Some of you claim this soil as your own. You wear different colors, you argue over different debts and yet here you are, shoulder to shoulder. That alone binds you more tightly than any oath on parchment.”

He pointed toward the far ridge where the enemy massed, a rising bruise on the horizon. The men followed his finger; dust bloomed like smoke.

“They come to take what that banner protects. They will burn the friend who sheltered you, and then they will look to your fields. From those who have followed me you may say: ‘That is not my fight.’ Fine. Tell me then when their steel glitters at your child’s door, who will lift a blade for you? Who will stand between your home and those who take it?

If you choose to turn your back today, you do worse than run from a man with a sword. You will break the vows you swore when you donned those colors. You will betray every hand that fed you, every hearth you warmed, every child who learned to sleep because finally someone stood watch. You will betray the future you say you fight for.”

He slammed his fist down on his breastplate; the sound rang like a blacksmith’s hammer.

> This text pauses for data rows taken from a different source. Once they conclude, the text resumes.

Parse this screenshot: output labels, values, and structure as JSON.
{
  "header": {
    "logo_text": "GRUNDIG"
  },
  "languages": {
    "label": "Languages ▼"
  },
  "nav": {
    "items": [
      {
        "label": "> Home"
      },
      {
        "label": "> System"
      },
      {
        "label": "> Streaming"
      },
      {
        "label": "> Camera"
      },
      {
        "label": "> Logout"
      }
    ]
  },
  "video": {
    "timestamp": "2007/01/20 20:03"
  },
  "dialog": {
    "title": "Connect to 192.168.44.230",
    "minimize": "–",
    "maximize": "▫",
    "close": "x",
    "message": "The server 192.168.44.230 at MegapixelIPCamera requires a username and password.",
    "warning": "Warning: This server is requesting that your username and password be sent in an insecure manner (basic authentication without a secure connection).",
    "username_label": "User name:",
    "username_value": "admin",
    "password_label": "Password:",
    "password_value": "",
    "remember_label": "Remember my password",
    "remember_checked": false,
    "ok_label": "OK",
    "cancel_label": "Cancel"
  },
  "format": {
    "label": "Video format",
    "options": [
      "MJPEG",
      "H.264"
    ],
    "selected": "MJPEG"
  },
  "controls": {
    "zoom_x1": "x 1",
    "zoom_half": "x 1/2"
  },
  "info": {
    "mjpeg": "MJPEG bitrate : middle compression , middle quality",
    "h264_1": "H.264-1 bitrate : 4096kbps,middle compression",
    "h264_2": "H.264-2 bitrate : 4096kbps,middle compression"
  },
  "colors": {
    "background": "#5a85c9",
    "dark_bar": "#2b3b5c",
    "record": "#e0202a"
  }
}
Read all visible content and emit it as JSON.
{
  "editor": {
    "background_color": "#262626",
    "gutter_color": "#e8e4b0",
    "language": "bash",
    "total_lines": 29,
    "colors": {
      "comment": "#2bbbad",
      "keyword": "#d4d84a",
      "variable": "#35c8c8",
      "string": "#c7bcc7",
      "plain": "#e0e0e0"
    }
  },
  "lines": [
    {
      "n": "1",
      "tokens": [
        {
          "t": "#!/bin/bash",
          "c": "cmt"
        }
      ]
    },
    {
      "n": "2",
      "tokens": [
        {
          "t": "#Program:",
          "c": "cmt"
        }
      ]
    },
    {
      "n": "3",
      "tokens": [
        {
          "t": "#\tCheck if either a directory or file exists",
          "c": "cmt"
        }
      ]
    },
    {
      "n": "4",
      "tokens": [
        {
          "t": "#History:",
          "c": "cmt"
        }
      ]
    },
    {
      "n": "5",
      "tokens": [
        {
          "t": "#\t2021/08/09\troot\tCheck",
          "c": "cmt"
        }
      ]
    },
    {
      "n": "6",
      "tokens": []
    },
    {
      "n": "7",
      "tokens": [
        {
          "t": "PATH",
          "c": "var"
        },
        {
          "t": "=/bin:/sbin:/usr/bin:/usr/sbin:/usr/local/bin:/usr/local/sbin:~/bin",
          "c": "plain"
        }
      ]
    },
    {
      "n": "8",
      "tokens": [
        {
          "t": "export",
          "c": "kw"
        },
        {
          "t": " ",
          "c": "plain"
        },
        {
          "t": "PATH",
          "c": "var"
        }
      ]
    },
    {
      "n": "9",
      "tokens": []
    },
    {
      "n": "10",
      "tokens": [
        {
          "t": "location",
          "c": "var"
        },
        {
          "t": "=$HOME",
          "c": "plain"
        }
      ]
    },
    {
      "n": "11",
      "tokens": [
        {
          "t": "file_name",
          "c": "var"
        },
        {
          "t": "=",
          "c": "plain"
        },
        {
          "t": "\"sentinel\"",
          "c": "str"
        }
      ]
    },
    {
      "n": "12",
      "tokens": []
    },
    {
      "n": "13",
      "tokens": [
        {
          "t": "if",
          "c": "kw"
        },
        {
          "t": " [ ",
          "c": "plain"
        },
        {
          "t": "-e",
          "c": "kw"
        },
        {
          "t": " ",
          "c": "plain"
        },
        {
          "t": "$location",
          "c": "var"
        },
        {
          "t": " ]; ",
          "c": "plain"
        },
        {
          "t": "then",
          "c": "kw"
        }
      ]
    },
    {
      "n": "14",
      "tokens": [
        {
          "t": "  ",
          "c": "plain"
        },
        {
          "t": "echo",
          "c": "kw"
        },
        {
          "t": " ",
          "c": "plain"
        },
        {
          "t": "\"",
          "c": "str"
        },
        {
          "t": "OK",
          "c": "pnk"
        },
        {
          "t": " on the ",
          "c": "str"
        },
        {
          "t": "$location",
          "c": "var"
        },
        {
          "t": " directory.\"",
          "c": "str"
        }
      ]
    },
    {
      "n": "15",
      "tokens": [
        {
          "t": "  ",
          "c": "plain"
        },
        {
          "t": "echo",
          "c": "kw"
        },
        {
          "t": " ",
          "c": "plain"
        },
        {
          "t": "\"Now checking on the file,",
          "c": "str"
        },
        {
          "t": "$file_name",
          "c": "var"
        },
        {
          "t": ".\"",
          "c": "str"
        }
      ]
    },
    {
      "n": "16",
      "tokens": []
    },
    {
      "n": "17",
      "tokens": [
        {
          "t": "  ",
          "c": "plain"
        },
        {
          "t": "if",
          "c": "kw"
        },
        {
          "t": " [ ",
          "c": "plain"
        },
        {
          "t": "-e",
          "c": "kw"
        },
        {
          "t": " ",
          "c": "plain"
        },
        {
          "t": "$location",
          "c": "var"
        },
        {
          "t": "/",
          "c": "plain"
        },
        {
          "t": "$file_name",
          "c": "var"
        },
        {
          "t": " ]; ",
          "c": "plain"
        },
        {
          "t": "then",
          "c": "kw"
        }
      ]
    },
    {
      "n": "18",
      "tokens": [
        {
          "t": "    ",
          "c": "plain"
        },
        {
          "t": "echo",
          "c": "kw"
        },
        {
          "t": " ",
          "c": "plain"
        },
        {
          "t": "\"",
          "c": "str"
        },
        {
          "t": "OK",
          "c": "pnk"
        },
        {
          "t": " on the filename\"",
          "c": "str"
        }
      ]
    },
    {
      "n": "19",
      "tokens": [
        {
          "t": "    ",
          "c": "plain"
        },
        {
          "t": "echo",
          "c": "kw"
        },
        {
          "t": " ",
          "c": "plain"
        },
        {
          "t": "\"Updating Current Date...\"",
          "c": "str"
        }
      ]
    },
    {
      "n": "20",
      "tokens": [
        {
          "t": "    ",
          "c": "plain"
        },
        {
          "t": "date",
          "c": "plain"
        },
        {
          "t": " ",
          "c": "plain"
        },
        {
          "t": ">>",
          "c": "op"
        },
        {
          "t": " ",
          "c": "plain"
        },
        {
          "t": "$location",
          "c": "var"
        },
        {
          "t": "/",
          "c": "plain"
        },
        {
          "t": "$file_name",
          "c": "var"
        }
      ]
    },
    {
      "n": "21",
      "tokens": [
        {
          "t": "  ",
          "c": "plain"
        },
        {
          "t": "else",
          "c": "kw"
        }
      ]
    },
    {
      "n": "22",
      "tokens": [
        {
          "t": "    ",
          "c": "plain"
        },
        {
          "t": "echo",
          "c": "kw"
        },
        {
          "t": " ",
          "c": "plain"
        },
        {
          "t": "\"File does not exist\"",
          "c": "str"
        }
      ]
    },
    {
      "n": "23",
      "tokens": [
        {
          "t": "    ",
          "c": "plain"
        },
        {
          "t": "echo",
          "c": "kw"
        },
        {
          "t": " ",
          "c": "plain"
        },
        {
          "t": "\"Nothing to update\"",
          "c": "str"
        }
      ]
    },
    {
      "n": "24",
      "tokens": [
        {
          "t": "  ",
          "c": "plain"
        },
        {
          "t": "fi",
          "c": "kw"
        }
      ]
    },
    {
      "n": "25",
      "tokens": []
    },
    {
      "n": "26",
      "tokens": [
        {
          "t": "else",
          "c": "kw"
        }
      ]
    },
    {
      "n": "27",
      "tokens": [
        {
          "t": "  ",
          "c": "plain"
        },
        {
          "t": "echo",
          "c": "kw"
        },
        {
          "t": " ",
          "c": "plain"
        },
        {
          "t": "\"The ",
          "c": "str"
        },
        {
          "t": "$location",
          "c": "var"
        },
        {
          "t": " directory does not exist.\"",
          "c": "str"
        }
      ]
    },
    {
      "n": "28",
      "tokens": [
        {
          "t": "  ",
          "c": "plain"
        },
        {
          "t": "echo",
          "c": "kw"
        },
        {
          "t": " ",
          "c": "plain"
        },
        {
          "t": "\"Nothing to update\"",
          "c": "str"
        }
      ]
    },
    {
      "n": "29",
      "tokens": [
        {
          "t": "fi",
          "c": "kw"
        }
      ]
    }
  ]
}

“Ahead of gods and men, I swear this: I will leave this field triumphant, or I will leave it in planks.” He drew his blade in a single, clean motion; the metal caught the morning and threw it back like a promise. “If it is my fate to die here, so be it , I am a soldier before a prince, if it is so than I know how to face death without cowering, but I will not go home bearing the shame of having let our world slide back into the gutter. For I will not be the one to undo what we have built. I will have either victory here or my grave!”

He held the flat of the blade up for all to see , a bright, narrow verdict of his intentions.

“For gold, for honor, for glory, for love, for hope , I don’t care which of those fires burns in your heart. I care only for this: fight. Stand. Do not turn. Fight.”

The shout that answered him rose like a wall of sound, all of them fierce, terrible and proud. Men pounded shields, banners snapped.

He let that old roar wash over him and, for a single breath, felt the world tilt toward what came next.